La requête a été régulièrement communiquée au préfet de l’Hérault qui n’a pas produit d’observations en défense.
Vu les autres pièces du dossier.
Vu :
— la loi n° 91-647 du 10 juillet 1991 ;
— le décret n° 2020-1717 du 28 décembre 2020, notamment ses articles 86 et 93-1 ;
— le code de justice administrative.
Les parties ont été régulièrement averties du jour de l’audience.
Ont été entendus au cours de l’audience publique tenue le 10 juillet 2025 à 14 heures en présence de M. Martinier, greffier d’audience :
— le rapport de Mme B ;
— et les observations de Me Kouahou représentant M. A, qui informe le tribunal que les époux A ont reçu une proposition de logement et qu’en conséquence il se désiste des conclusions principales aux fins d’injonction, mais maintient les conclusions présentées au titre des frais d’instance car c’est la requête qui a permis de faire bouger les choses.
Le préfet de l’Hérault n’étant ni présent, ni représenté.
La clôture de l’instruction a été prononcée à l’issue de l’audience à 14 heures 10.
Considérant ce qui suit :
Sur l’admission provisoire au bénéfice de l’aide juridictionnelle :
1.Aux termes de l’article 20 de la loi du 10 juillet 1991 : « Dans les cas d’urgence (), l’admission provisoire à l’aide juridictionnelle peut être prononcée soit par le président du bureau ou de la section compétente du bureau d’aide juridictionnelle, soit par la juridiction compétente ou son président. ». Dans les circonstances de l’espèce, et eu égard à l’urgence qui s’attache à ce qu’il soit statué sur la requête de M. A, il y a lieu de prononcer son admission provisoire au bénéfice de l’aide juridictionnelle.

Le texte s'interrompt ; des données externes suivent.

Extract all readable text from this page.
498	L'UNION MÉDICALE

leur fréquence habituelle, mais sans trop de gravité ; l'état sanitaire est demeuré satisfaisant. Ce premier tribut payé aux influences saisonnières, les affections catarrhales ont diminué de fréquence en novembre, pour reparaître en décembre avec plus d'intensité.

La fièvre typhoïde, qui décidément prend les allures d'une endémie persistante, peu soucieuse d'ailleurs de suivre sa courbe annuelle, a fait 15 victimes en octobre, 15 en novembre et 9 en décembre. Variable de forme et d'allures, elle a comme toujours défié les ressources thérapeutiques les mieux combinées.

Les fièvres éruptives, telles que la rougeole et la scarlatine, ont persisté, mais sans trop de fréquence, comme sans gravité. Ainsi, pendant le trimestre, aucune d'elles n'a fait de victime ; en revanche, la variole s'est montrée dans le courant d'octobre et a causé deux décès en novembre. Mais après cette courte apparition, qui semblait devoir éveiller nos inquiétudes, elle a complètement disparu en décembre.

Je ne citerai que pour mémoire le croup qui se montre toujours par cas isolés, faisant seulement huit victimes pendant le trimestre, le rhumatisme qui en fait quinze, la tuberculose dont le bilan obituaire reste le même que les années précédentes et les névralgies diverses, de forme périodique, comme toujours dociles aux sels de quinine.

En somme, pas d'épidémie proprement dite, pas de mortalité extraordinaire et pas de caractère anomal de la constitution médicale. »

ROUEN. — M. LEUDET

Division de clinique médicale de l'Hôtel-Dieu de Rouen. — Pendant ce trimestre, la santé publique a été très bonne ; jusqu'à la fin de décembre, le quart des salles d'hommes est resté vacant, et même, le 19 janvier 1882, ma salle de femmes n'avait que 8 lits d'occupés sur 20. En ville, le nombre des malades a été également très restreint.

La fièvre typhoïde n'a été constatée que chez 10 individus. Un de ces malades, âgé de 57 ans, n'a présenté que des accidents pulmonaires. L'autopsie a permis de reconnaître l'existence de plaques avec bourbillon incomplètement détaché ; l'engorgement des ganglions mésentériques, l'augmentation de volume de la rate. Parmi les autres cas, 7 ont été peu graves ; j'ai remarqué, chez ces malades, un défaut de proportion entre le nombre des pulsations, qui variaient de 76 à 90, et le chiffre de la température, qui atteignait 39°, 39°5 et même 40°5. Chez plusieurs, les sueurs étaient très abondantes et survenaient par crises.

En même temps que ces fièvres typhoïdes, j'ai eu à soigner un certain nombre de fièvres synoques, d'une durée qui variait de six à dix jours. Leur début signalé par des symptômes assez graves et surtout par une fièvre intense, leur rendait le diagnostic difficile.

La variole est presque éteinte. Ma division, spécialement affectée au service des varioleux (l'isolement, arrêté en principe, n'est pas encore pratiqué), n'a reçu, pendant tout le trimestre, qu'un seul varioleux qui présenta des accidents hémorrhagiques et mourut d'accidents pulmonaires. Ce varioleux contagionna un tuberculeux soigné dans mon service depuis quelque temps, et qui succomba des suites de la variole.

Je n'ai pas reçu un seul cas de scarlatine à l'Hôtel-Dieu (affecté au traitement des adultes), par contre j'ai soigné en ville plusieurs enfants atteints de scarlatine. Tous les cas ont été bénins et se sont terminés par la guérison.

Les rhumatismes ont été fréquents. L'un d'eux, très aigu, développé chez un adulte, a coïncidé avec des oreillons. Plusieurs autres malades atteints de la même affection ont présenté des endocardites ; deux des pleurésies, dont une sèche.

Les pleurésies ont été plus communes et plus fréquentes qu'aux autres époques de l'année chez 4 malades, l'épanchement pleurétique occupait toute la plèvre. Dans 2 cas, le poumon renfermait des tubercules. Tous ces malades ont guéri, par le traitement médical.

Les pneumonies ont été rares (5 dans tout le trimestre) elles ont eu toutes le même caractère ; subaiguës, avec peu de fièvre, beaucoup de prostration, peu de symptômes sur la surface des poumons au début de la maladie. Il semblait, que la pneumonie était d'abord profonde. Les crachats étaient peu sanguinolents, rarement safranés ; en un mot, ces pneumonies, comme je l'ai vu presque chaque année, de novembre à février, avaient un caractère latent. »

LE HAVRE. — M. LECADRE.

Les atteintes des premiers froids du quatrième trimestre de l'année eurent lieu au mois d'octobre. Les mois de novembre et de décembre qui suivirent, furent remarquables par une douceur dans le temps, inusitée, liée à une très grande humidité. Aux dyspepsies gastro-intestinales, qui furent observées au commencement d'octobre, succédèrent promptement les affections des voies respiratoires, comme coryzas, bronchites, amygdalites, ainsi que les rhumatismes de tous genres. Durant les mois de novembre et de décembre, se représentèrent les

Sur les conclusions présentées sur le fondement de l’article L.521-2 du code de justice administrative :
2.M. A a déclaré à l’audience se désister de ses conclusions présentées sur le fondement des dispositions de l’article L.521-2 du code de justice administrative. Ce désistement est pur simple. Rien ne s’oppose à ce qu’il lui en soit donné acte.
Sur les frais liés au litige :
3.Dans les circonstances de l’espèce il y a lieu, en application des dispositions combinées de l’article L.761-1 du code de justice administrative et de l’article 37 de la loi du 10 juillet 1991, de mettre à la charge de l’Etat le versement à Me Kouahou, avocat de M. A, d’une somme de 800 euros, sous réserve de sa renonciation à percevoir la part contributive de l’Etat à sa mission d’aide juridictionnelle et de l’admission définitive du requérant au bénéfice de l’aide juridictionnelle.
O R D O N N E :
Article 1er : M. A est admis au bénéfice de l’aide juridictionnelle à titre provisoire.
Article 2 : Il est donné acte à M. A du désistement des conclusions de sa requête présentées sur le fondement des dispositions de l’article L.51-2 du code de justice administrative.
Article 3 : L’Etat versera à Me A, avocat de M. A la somme de 800 euros au titre de l’article L. 761-1 du code de justice administrative et de l’article 37 de la loi du 10 juillet 1991, sous réserve de sa renonciation à percevoir la part contributive de l’Etat à sa mission d’aide juridictionnelle et de l’admission définitive du requérant au bénéfice de l’aide juridictionnelle.
Article 4 : La présente ordonnance sera notifiée à M. C A, au ministre de l’intérieur et à Me Kouhaou.
Copie en sera adressée pour information au préfet de l’Hérault.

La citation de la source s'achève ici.